ボコッと地面が盛り上がり、ナキアが地面から這い出る。


「一瞬、いや、コンマ一秒遅かったら、危なかった・・・。古式魔法とは恐れ入る、あれを使える程の、魔力保持者が、まだ居るとはな。」


 古式魔法・煉獄れんごくの一つ火之夜藝ひのやぎ―――。派手な見た目からすれば、対象物を高温で焼き尽くすというイメージが湧きそうだが、実際はもっとエグイ。この魔法を受けた対象は内側から、正確には対象物を自ら燃える物にする魔法、燃える部分が全て無くなるまで、燃焼し続ける。


 全力の防御障壁を連続で展開し続けたと言えど、完全には防ぎきれず身体から煙を出すナキア。


 消滅させたと思った、いや、消滅させるつもりで撃ったのだが、俺の目の前に忌むべき敵がまだ立っている。奥歯をギリギリと噛み締め、次の魔法を発動させる準備に入る。

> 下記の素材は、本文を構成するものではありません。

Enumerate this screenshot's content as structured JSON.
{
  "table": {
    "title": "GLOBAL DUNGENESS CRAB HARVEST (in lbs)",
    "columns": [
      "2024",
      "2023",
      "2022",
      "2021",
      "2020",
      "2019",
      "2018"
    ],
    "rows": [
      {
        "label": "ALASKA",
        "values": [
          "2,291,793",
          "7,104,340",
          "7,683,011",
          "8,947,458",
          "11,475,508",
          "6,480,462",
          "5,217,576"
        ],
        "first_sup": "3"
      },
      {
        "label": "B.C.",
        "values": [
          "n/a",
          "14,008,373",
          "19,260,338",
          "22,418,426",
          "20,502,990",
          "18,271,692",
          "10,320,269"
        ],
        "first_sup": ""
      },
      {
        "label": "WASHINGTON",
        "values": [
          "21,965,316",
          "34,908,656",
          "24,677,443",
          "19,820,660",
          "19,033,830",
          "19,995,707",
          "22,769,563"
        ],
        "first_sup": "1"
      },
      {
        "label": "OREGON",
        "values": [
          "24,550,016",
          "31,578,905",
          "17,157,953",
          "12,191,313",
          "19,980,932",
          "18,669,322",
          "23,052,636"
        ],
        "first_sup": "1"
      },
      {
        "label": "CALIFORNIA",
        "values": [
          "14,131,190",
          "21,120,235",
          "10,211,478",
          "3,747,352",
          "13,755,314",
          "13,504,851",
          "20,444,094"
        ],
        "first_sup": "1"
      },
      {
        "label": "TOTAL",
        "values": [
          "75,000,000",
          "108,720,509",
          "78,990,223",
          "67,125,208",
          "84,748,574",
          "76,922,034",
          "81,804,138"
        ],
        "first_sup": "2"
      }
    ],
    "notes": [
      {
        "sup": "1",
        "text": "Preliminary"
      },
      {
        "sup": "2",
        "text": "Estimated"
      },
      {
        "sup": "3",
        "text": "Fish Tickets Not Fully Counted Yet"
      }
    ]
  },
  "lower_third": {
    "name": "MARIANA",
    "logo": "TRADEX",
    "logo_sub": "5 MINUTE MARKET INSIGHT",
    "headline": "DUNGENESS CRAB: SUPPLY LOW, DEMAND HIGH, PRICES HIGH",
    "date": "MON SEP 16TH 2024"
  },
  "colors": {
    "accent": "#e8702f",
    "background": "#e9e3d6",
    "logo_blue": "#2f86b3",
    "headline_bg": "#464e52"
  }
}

「アレを使って尚、魔力が上がるのか・・・。バケモノめ。」


「アスタを汚したお前を、僕は絶対に許さない・・・、次は無い、影も残さず、消し去ってやる。」


 怒りが抑えられず、ブチブチと至る所で毛細血管が切れるのが分かる。眼球が徐々に赤く染まり、魔力の質が変わる。


「滅・・・・。」


魔法を発動させようとしたその刹那、視界が暗闇に包まれた。